Bomb joke: Administrative or criminal case?
Updated : 07/28/2012 10:34 GMT + 7
Lawyer Tran Ngoc Hai analysed the sentence of 15 months probation that the woman named Tuyen, who joked about a bomb on a plane got from the Hanoi People’s Court on July 23rd.
He said “by joking about a bomb on a plane, this passenger first violated the administrative regulation which is specifically defined in clause 6, article 12 of Decree No. 60/2010/ ND-CP, dated June 03, 2010 of the Government providing for ‘sanction of administrative violations in the domain of commercial aviation’.”
Moreover, this behavior in reality caused not only a disruption in airway traffic, but also caused damage to property of Vietnam Airlines. Therefore, it constitutes the penal offence defined in clause 1, point e for “obstructing airway traffic” in the Penal Code of Vietnam. For this offence, though the obstruction is caused unintentionally but damage occurs anyway, the guilty person has to bear penal liability.
At present there is no specific regulation about “causing serious damage to property” of this offence. However, from comparing with other regulations on damage to property of other penal offences, such as “Breaching regulations on operating road vehicles” defined in article 202 of the Penal Code, we can draw a conclusion that the losses Vietnam Airlines suffered, which are estimated to be over VND100 million(US$4,800), is a serious damage to property. The Hanoi People’s Court charged Tuyen with “disrupting air way traffic”, somehow, this charge is not in accordance with the rules of the law in force.
Concurrently, according to clauses 6 and 7 in article 12 of Decree 60/2010/ ND-CP, the behavior of Tuyen could be fined up to VND30 million ($1,440).

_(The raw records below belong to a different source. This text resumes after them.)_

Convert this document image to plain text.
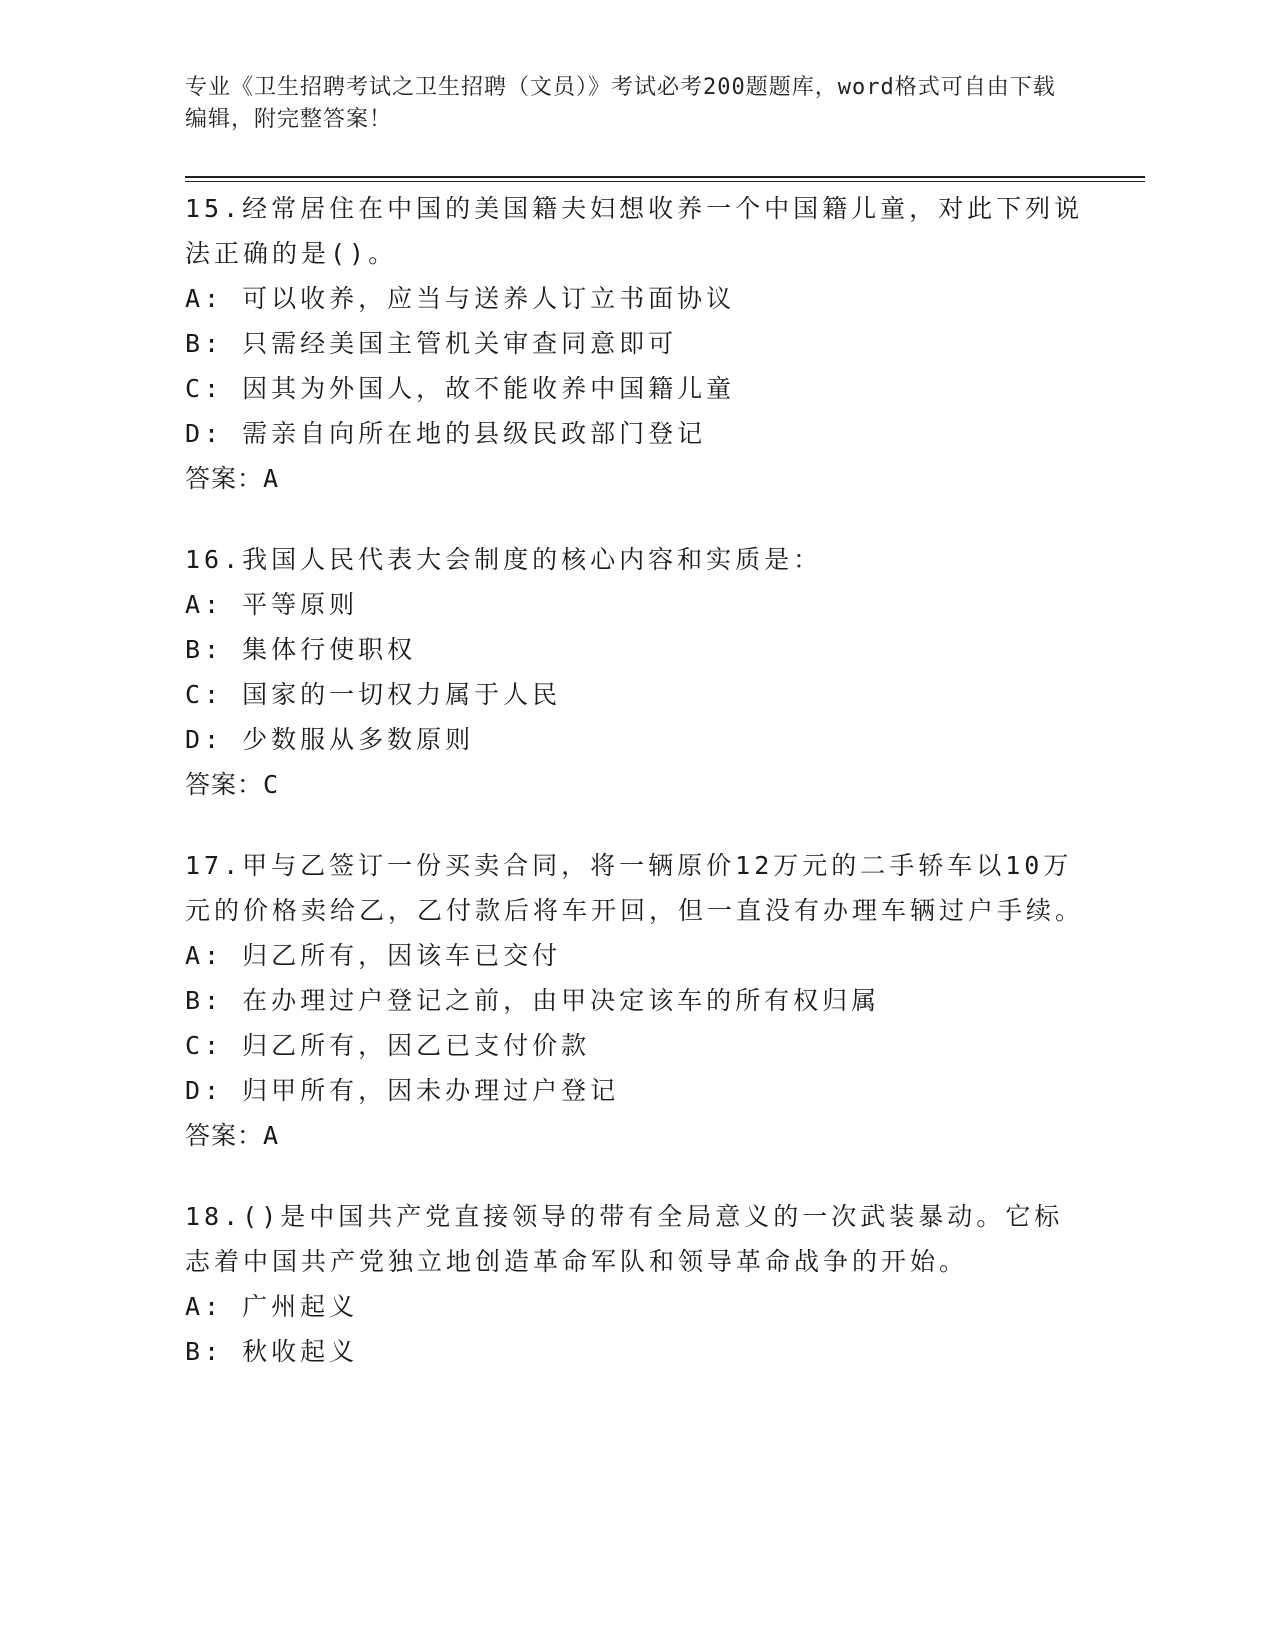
专业《卫生招聘考试之卫生招聘（文员）》考试必考200题题库，word格式可自由下载编辑，附完整答案！
15.经常居住在中国的美国籍夫妇想收养一个中国籍儿童，对此下列说法正确的是()。
A: 可以收养，应当与送养人订立书面协议
B: 只需经美国主管机关审查同意即可
C: 因其为外国人，故不能收养中国籍儿童
D: 需亲自向所在地的县级民政部门登记
答案：A
16.我国人民代表大会制度的核心内容和实质是：
A: 平等原则
B: 集体行使职权
C: 国家的一切权力属于人民
D: 少数服从多数原则
答案：C
17.甲与乙签订一份买卖合同，将一辆原价12万元的二手轿车以10万元的价格卖给乙，乙付款后将车开回，但一直没有办理车辆过户手续。
A: 归乙所有，因该车已交付
B: 在办理过户登记之前，由甲决定该车的所有权归属
C: 归乙所有，因乙已支付价款
D: 归甲所有，因未办理过户登记
答案：A
18.()是中国共产党直接领导的带有全局意义的一次武装暴动。它标志着中国共产党独立地创造革命军队和领导革命战争的开始。
A: 广州起义
B: 秋收起义
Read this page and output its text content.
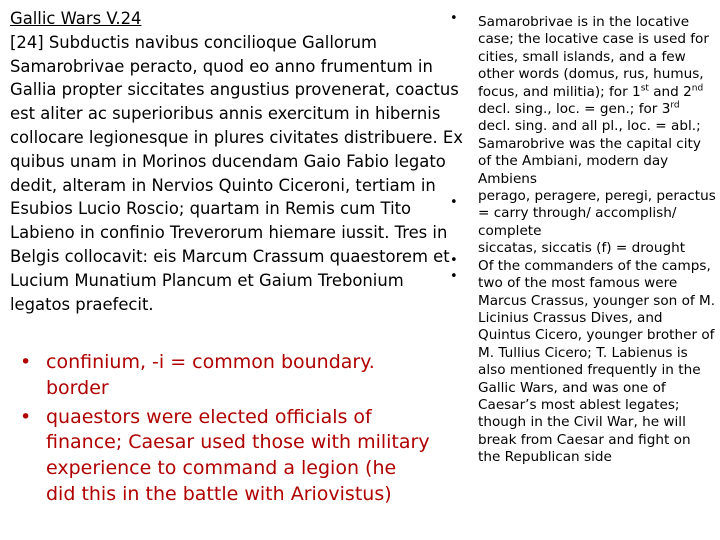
Gallic Wars V.24
[24] Subductis navibus concilioque Gallorum
Samarobrivae peracto, quod eo anno frumentum in
Gallia propter siccitates angustius provenerat, coactus
est aliter ac superioribus annis exercitum in hibernis
collocare legionesque in plures civitates distribuere. Ex
quibus unam in Morinos ducendam Gaio Fabio legato
dedit, alteram in Nervios Quinto Ciceroni, tertiam in
Esubios Lucio Roscio; quartam in Remis cum Tito
Labieno in confinio Treverorum hiemare iussit. Tres in
Belgis collocavit: eis Marcum Crassum quaestorem et
Lucium Munatium Plancum et Gaium Trebonium
legatos praefecit.
•
•
•
•
• confinium, -i = common boundary. border
• quaestors were elected officials of finance; Caesar used those with military experience to command a legion (he did this in the battle with Ariovistus)
Samarobrivae is in the locative case; the locative case is used for cities, small islands, and a few other words (domus, rus, humus, focus, and militia); for 1st and 2nd decl. sing., loc. = gen.; for 3rd decl. sing. and all pl., loc. = abl.; Samarobrive was the capital city of the Ambiani, modern day Ambiens
perago, peragere, peregi, peractus = carry through/ accomplish/ complete
siccatas, siccatis (f) = drought
Of the commanders of the camps, two of the most famous were Marcus Crassus, younger son of M. Licinius Crassus Dives, and Quintus Cicero, younger brother of M. Tullius Cicero; T. Labienus is also mentioned frequently in the Gallic Wars, and was one of Caesar’s most ablest legates; though in the Civil War, he will break from Caesar and fight on the Republican side
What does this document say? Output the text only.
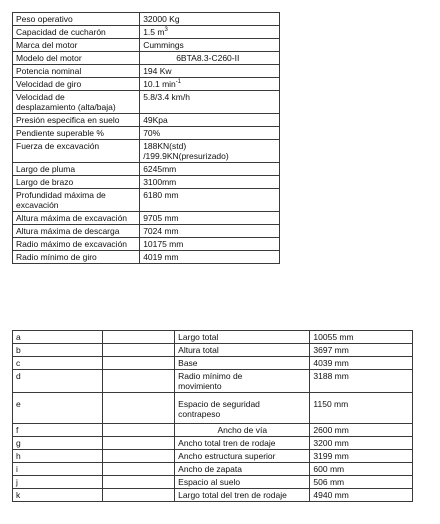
Peso operativo	32000 Kg
Capacidad de cucharón	1.5 $m^3$
Marca del motor	Cummings
Modelo del motor	6BTA8.3-C260-II
Potencia nominal	194 Kw
Velocidad de giro	10.1 $\min^{-1}$

Velocidad de
desplazamiento (alta/baja)	5.8/3.4 km/h
Presión especifica en suelo	49Kpa
Pendiente superable %	70%
Fuerza de excavación	188KN(std)
/199.9KN(presurizado)

Largo de pluma	6245mm
Largo de brazo	3100mm

Profundidad máxima de
excavación	6180 mm
Altura máxima de excavación	9705 mm
Altura máxima de descarga	7024 mm
Radio máximo de excavación	10175 mm
Radio mínimo de giro	4019 mm
a		Largo total	10055 mm
b		Altura total	3697 mm
c		Base	4039 mm
d		Radio mínimo de
movimiento	3188 mm
e		Espacio de seguridad
contrapeso	1150 mm
f		Ancho de vía	2600 mm
g		Ancho total tren de rodaje	3200 mm
h		Ancho estructura superior	3199 mm
i		Ancho de zapata	600 mm
j		Espacio al suelo	506 mm
k		Largo total del tren de rodaje	4940 mm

Nevertheless, in Decree No. 60/2010/ ND-CP, this behavior is specified clearly as “starting a rumor or providing false information about bombs”. Based on these regulations prescribed in this decree, the authorities can impose sanctions of administrative violations on Tuyen, and Vietnam Airlines can take legal proceedings against her to compensate for their damage.
Thus, in order to determine whether this is a criminal cause or simply an administrative violation the state management agencies, as well as the procedural agencies, need to assess the seriousness of this incident at its true worth. Besides, an enhancement in legal deterrence is integral. Still, it depends on how the situation was handled by the aviation security, the port authorities and the airline.
A decision of the Transport Ministry stipulates the necessary co-ordination of aviation security and port authorities in which a search on a plane is conducted to detect bombs. Furthermore, this decision also points out that providing false information that threatens the safety of passengers and flight crew is considered to be an “illegal interference in the operation of commercial aviation.”
Hence, the accuracy of the information provided by the passenger should be verfied, and only information which threatened the safety of the aircraft is considered to be an “illegall interference to the operation of commercial aviation”. A thorough search of the plane can not be conducted due to some joke about a bomb. In addition, the solution that the aviation agencies chooses to handle the situation can produce a particular outcome of different types of liabilities which the passenger must bear.
Consequently, for each situation in reality, if the information provided by the passenger is a joke, the sanction of administrative violations should be applied. Whereas if the incident turns out to be serious and complicated or there is confusion in handling the situation which leads to the flight being postponed for a search to detect bombs, the damage to property is serious and the passenger must bear penal liability.